I have a set of sequence examples of fixed length size n created using 10 digits (each element of the sequence could be one of these digits).
E.g.:
1 2 4 6 7 9 7
1 9 4 5 6 8 0
…
I would like to fine-tune a model where given a sequence of size k<n the model would predict the next number in the sequence.
How do I go about creating the prompts for fine-tuning and prediction?
1 Like
I used python library transformers
pip install transformers
This example uses the Hugging Face’s transformers
library to fine-tune and predict with a pre-trained GPT-2 model. Make sure to install the library first by running pip install transformers
.
import random
from transformers import GPT2LMHeadModel, GPT2Tokenizer, GPT2Config
from transformers import TextDataset, DataCollatorForLanguageModeling
from transformers import Trainer, TrainingArguments
# Parameters
k = 3
n = 7
num_examples = 1000
epochs = 5
# Generate random sequences
random.seed(42)
sequences = [' '.join([str(random.randint(0, 9)) for _ in range(n)]) for _ in range(num_examples)]

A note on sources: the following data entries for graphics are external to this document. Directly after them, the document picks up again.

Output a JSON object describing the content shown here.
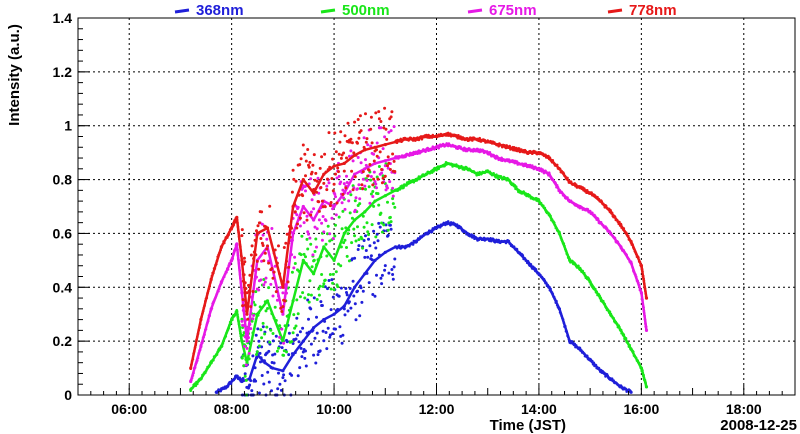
{
  "chart_data": {
    "type": "scatter",
    "title": "",
    "xlabel": "Time (JST)",
    "ylabel": "Intensity (a.u.)",
    "date_label": "2008-12-25",
    "xlim": [
      5.0,
      19.0
    ],
    "ylim": [
      0,
      1.4
    ],
    "grid": true,
    "legend_position": "top",
    "x_ticks": [
      {
        "value": 6,
        "label": "06:00"
      },
      {
        "value": 8,
        "label": "08:00"
      },
      {
        "value": 10,
        "label": "10:00"
      },
      {
        "value": 12,
        "label": "12:00"
      },
      {
        "value": 14,
        "label": "14:00"
      },
      {
        "value": 16,
        "label": "16:00"
      },
      {
        "value": 18,
        "label": "18:00"
      }
    ],
    "y_ticks": [
      {
        "value": 0,
        "label": "0"
      },
      {
        "value": 0.2,
        "label": "0.2"
      },
      {
        "value": 0.4,
        "label": "0.4"
      },
      {
        "value": 0.6,
        "label": "0.6"
      },
      {
        "value": 0.8,
        "label": "0.8"
      },
      {
        "value": 1.0,
        "label": "1"
      },
      {
        "value": 1.2,
        "label": "1.2"
      },
      {
        "value": 1.4,
        "label": "1.4"
      }
    ],
    "series": [
      {
        "name": "368nm",
        "color": "#1f1fd9",
        "x": [
          7.7,
          7.9,
          8.1,
          8.2,
          8.35,
          8.5,
          8.65,
          8.8,
          9.0,
          9.2,
          9.4,
          9.6,
          9.8,
          10.0,
          10.2,
          10.4,
          10.6,
          10.8,
          11.0,
          11.2,
          11.4,
          11.6,
          11.8,
          12.0,
          12.2,
          12.4,
          12.6,
          12.8,
          13.0,
          13.2,
          13.4,
          13.6,
          13.8,
          14.0,
          14.2,
          14.4,
          14.6,
          14.8,
          15.0,
          15.2,
          15.4,
          15.6,
          15.8
        ],
        "y": [
          0.01,
          0.03,
          0.07,
          0.05,
          0.06,
          0.15,
          0.12,
          0.1,
          0.09,
          0.15,
          0.2,
          0.25,
          0.28,
          0.3,
          0.33,
          0.4,
          0.45,
          0.5,
          0.53,
          0.55,
          0.55,
          0.57,
          0.6,
          0.62,
          0.64,
          0.63,
          0.6,
          0.58,
          0.58,
          0.57,
          0.57,
          0.53,
          0.49,
          0.45,
          0.4,
          0.32,
          0.2,
          0.17,
          0.13,
          0.09,
          0.06,
          0.03,
          0.01
        ]
      },
      {
        "name": "500nm",
        "color": "#19e619",
        "x": [
          7.2,
          7.4,
          7.6,
          7.8,
          8.0,
          8.1,
          8.2,
          8.3,
          8.5,
          8.7,
          9.0,
          9.2,
          9.4,
          9.6,
          9.8,
          10.0,
          10.2,
          10.4,
          10.6,
          10.8,
          11.0,
          11.2,
          11.4,
          11.6,
          11.8,
          12.0,
          12.2,
          12.4,
          12.6,
          12.8,
          13.0,
          13.2,
          13.4,
          13.6,
          13.8,
          14.0,
          14.2,
          14.4,
          14.6,
          14.8,
          15.0,
          15.2,
          15.4,
          15.6,
          15.8,
          16.0,
          16.1
        ],
        "y": [
          0.02,
          0.06,
          0.12,
          0.18,
          0.28,
          0.31,
          0.2,
          0.12,
          0.3,
          0.35,
          0.2,
          0.35,
          0.5,
          0.45,
          0.55,
          0.5,
          0.6,
          0.65,
          0.68,
          0.72,
          0.74,
          0.76,
          0.78,
          0.8,
          0.82,
          0.84,
          0.86,
          0.85,
          0.84,
          0.82,
          0.83,
          0.81,
          0.8,
          0.76,
          0.74,
          0.72,
          0.67,
          0.6,
          0.5,
          0.47,
          0.42,
          0.36,
          0.3,
          0.24,
          0.17,
          0.1,
          0.03
        ]
      },
      {
        "name": "675nm",
        "color": "#e619e6",
        "x": [
          7.2,
          7.4,
          7.6,
          7.8,
          8.0,
          8.1,
          8.2,
          8.3,
          8.5,
          8.7,
          9.0,
          9.2,
          9.4,
          9.6,
          9.8,
          10.0,
          10.2,
          10.4,
          10.6,
          10.8,
          11.0,
          11.2,
          11.4,
          11.6,
          11.8,
          12.0,
          12.2,
          12.4,
          12.6,
          12.8,
          13.0,
          13.2,
          13.4,
          13.6,
          13.8,
          14.0,
          14.2,
          14.4,
          14.6,
          14.8,
          15.0,
          15.2,
          15.4,
          15.6,
          15.8,
          16.0,
          16.1
        ],
        "y": [
          0.05,
          0.18,
          0.32,
          0.42,
          0.5,
          0.56,
          0.38,
          0.2,
          0.5,
          0.55,
          0.3,
          0.6,
          0.7,
          0.65,
          0.72,
          0.7,
          0.75,
          0.82,
          0.84,
          0.86,
          0.87,
          0.88,
          0.89,
          0.9,
          0.91,
          0.92,
          0.93,
          0.92,
          0.91,
          0.91,
          0.9,
          0.88,
          0.87,
          0.86,
          0.85,
          0.84,
          0.82,
          0.76,
          0.72,
          0.7,
          0.68,
          0.64,
          0.6,
          0.55,
          0.49,
          0.38,
          0.24
        ]
      },
      {
        "name": "778nm",
        "color": "#e61919",
        "x": [
          7.2,
          7.4,
          7.6,
          7.8,
          8.0,
          8.1,
          8.2,
          8.3,
          8.5,
          8.7,
          9.0,
          9.2,
          9.4,
          9.6,
          9.8,
          10.0,
          10.2,
          10.4,
          10.6,
          10.8,
          11.0,
          11.2,
          11.4,
          11.6,
          11.8,
          12.0,
          12.2,
          12.4,
          12.6,
          12.8,
          13.0,
          13.2,
          13.4,
          13.6,
          13.8,
          14.0,
          14.2,
          14.4,
          14.6,
          14.8,
          15.0,
          15.2,
          15.4,
          15.6,
          15.8,
          16.0,
          16.1
        ],
        "y": [
          0.1,
          0.28,
          0.43,
          0.55,
          0.62,
          0.66,
          0.5,
          0.3,
          0.6,
          0.62,
          0.4,
          0.7,
          0.8,
          0.75,
          0.82,
          0.85,
          0.86,
          0.89,
          0.91,
          0.92,
          0.93,
          0.94,
          0.95,
          0.95,
          0.96,
          0.96,
          0.97,
          0.96,
          0.95,
          0.95,
          0.94,
          0.93,
          0.92,
          0.91,
          0.9,
          0.9,
          0.88,
          0.84,
          0.79,
          0.77,
          0.75,
          0.72,
          0.68,
          0.63,
          0.57,
          0.48,
          0.36
        ]
      }
    ]
  }
}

# Create input-output pairs
def create_pairs(sequence, k):
return [(sequence[i:i+k], sequence[i+k]) for i in range(len(sequence) - k)]
pairs = [create_pairs(seq.split(), k) for seq in sequences]
pairs = [pair for sublist in pairs for pair in sublist]
# Prepare dataset
train_data = '\n'.join([f'input: {" ".join(pair[0])} output: {pair[1]}' for pair in pairs])
# Save train_data to a file
with open('train_data.txt', 'w') as f:
f.write(train_data)
# Load pre-trained GPT-2 model and tokenizer
model_name = 'gpt2'
config = GPT2Config.from_pretrained(model_name)
tokenizer = GPT2Tokenizer.from_pretrained(model_name)
model = GPT2LMHeadModel.from_pretrained(model_name, config=config)
# Prepare data for training
train_dataset = TextDataset(tokenizer=tokenizer, file_path='train_data.txt', block_size=128)
data_collator = DataCollatorForLanguageModeling(tokenizer=tokenizer, mlm=False)
# Configure training arguments
training_args = TrainingArguments(
output_dir='./results',
overwrite_output_dir=True,
num_train_epochs=epochs,
per_device_train_batch_size=4,
save_steps=10_000,
save_total_limit=2,
)
# Create Trainer and fine-tune the model
trainer = Trainer(
model=model,
args=training_args,
data_collator=data_collator,
train_dataset=train_dataset,
)
trainer.train()
# Function for predicting next number in a sequence
def predict_next_number(sequence, tokenizer, model):
input_str = f'input: {sequence} output: '
input_ids = tokenizer.encode(input_str, return_tensors='pt')
output = model.generate(input_ids, max_length=len(input_ids[0]) + 1, num_return_sequences=1)
decoded_output = tokenizer.decode(output[0])
next_number = decoded_output.strip().split()[-1]
return next_number
# Test the prediction function
input_sequence = '3 8 1'
next_number = predict_next_number(input_sequence, tokenizer, model)
print(f"Input sequence: {input_sequence}\nPredicted next number: {next_number}")
This script generates random sequences of length n
with digits from 0 to 9, creates input-output pairs, fine-tunes a GPT-2 model, and predicts the next number given a sequence of length k
. Note that this is a simple example and you might need to adjust the parameters or preprocess the data differently to achieve better results.